Site-directed mutagenesis of the 5-HT 1B receptor increases the affinity of 5-HT for the agonist low-affinity conformation and reduces the intrinsic activity of 5-HT

Abstract

The antagonist radioligand [ 3H]GR125743 and the agonist radioligand [ 3H]5-HT were used to investigate the pharmacological characteristics of the G protein uncoupled agonist low-affinity and G protein coupled agonist high-affinity conformations of the wild-type and mutant human 5-hydroxytryptamine 1B (5-HT 1B) receptors. We found that substitution of phenylalanine 185 in transmembrane region IV by alanine or methionine resulted in a reduced number of receptors in the coupled conformation, as well as a reduced affinity of 5-HT for the uncoupled conformation.
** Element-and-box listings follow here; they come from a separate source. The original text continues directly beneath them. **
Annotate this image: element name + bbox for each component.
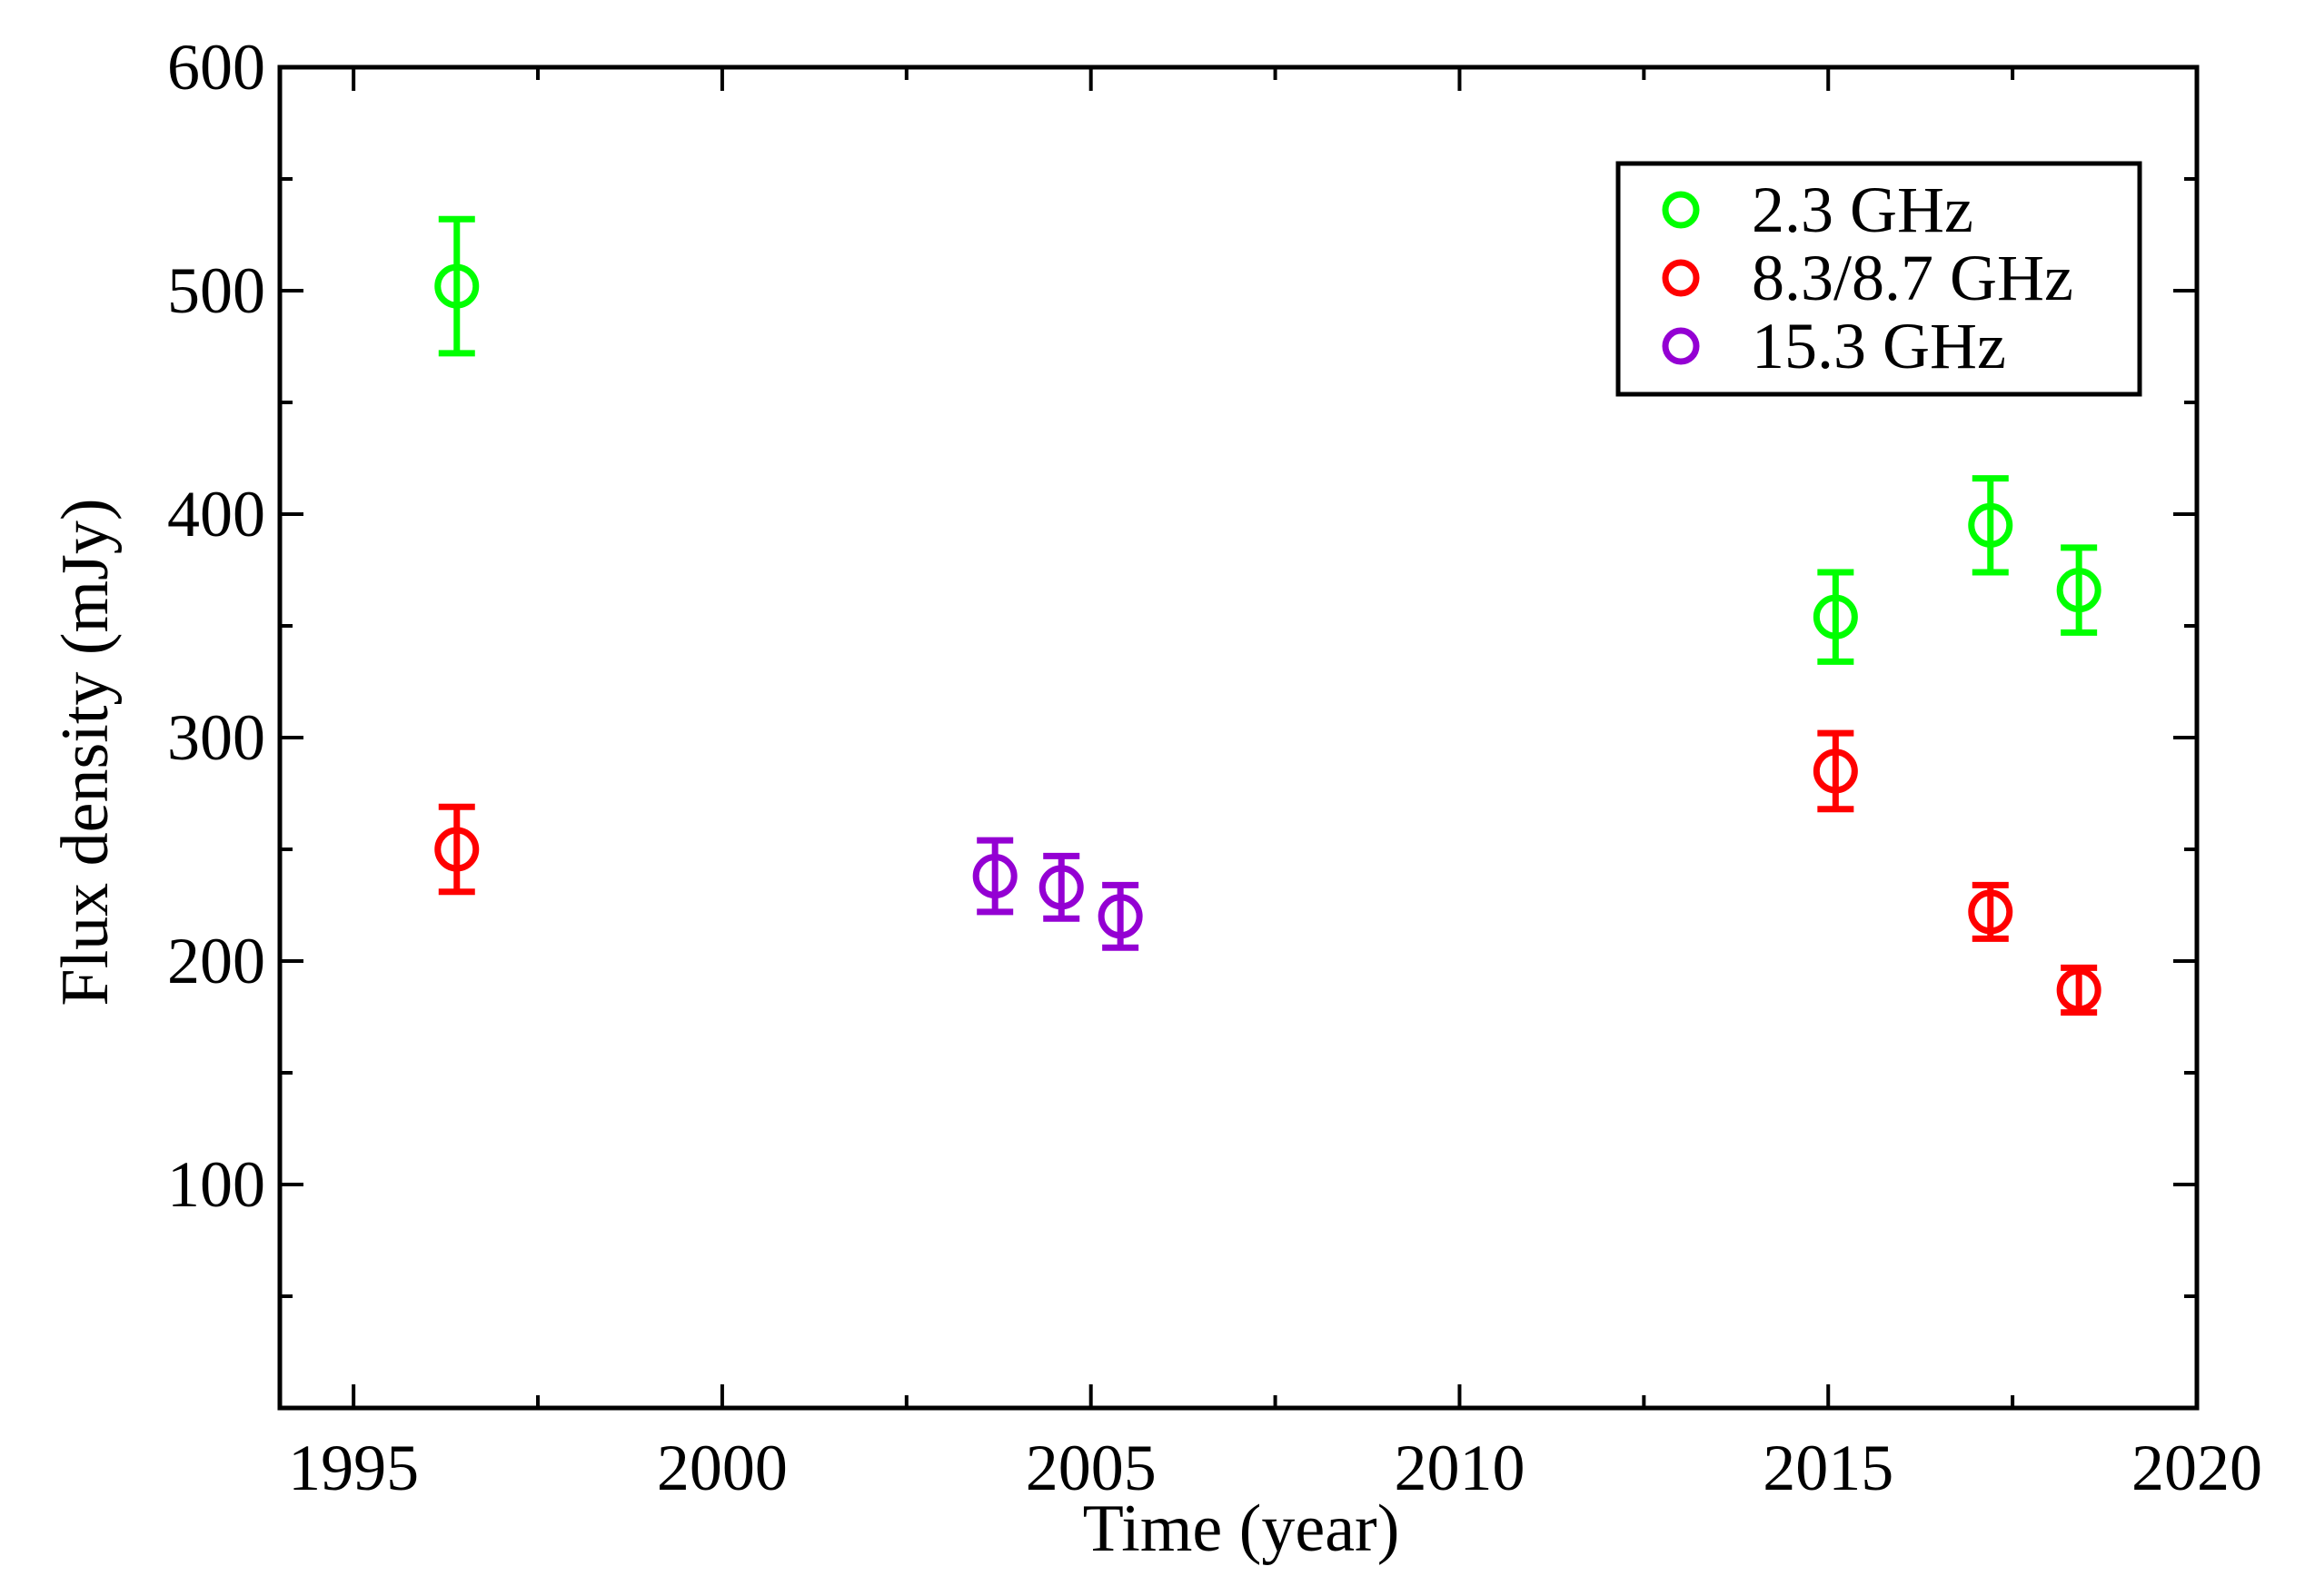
data-point (1968, 889, 2013, 935)
x-tick-label: 2015 (1763, 1432, 1893, 1504)
data-point (1813, 748, 1858, 794)
series-8-3-8-7-ghz (434, 729, 2101, 1016)
legend-marker (1662, 259, 1700, 297)
legend-marker (1662, 327, 1700, 365)
legend-box (1615, 161, 2142, 397)
y-tick-label: 200 (167, 925, 265, 997)
y-tick-label: 400 (167, 478, 265, 550)
y-axis-title: Flux density (mJy) (48, 498, 123, 1006)
series-2-3-ghz (434, 215, 2101, 665)
legend-label: 2.3 GHz (1752, 173, 1973, 246)
data-point (434, 263, 480, 309)
x-tick-label: 2010 (1394, 1432, 1525, 1504)
y-tick-label: 300 (167, 701, 265, 774)
data-point (2056, 967, 2101, 1013)
data-point (434, 827, 480, 872)
y-tick-label: 500 (167, 254, 265, 327)
plot-frame (277, 64, 2200, 1411)
legend-label: 15.3 GHz (1752, 310, 2006, 382)
x-tick-label: 2005 (1026, 1432, 1157, 1504)
x-tick-label: 2000 (657, 1432, 788, 1504)
y-tick-label: 100 (167, 1148, 265, 1221)
data-point (972, 854, 1018, 899)
data-points (434, 215, 2101, 1016)
x-tick-label: 1995 (288, 1432, 419, 1504)
legend-label: 8.3/8.7 GHz (1752, 242, 2073, 314)
data-point (1038, 865, 1084, 910)
axis-ticks: 1995 2000 2005 2010 2015 2020 100 200 300 400 500 6… (167, 31, 2262, 1504)
data-point (1813, 594, 1858, 639)
data-point (2056, 568, 2101, 613)
data-point (1968, 502, 2013, 548)
x-axis-title: Time (year) (1083, 1492, 1400, 1566)
legend-marker (1662, 191, 1700, 229)
series-15-3-ghz (972, 837, 1143, 951)
y-tick-label: 600 (167, 31, 265, 104)
x-tick-label: 2020 (2131, 1432, 2262, 1504)
data-point (1098, 894, 1143, 939)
In contrast, substitution of phenylalanine 331 in transmembrane region VI by alanine increased the affinity of 5-HT for the uncoupled conformation 11-fold thus reducing the agonist low-affinity to agonist high-affinity ( K il/ K ih) ratio 5-fold. This reduced ratio was correlated with a significantly reduced intrinsic activity of 5-HT previously determined by its ability to inhibit forskolin-stimulated cAMP production. In conclusion, these results show that single amino acid substitutions can selectively change the affinity of 5-HT for the G protein uncoupled conformation of the 5-HT 1B receptor and alter the intrinsic activity of the ligand.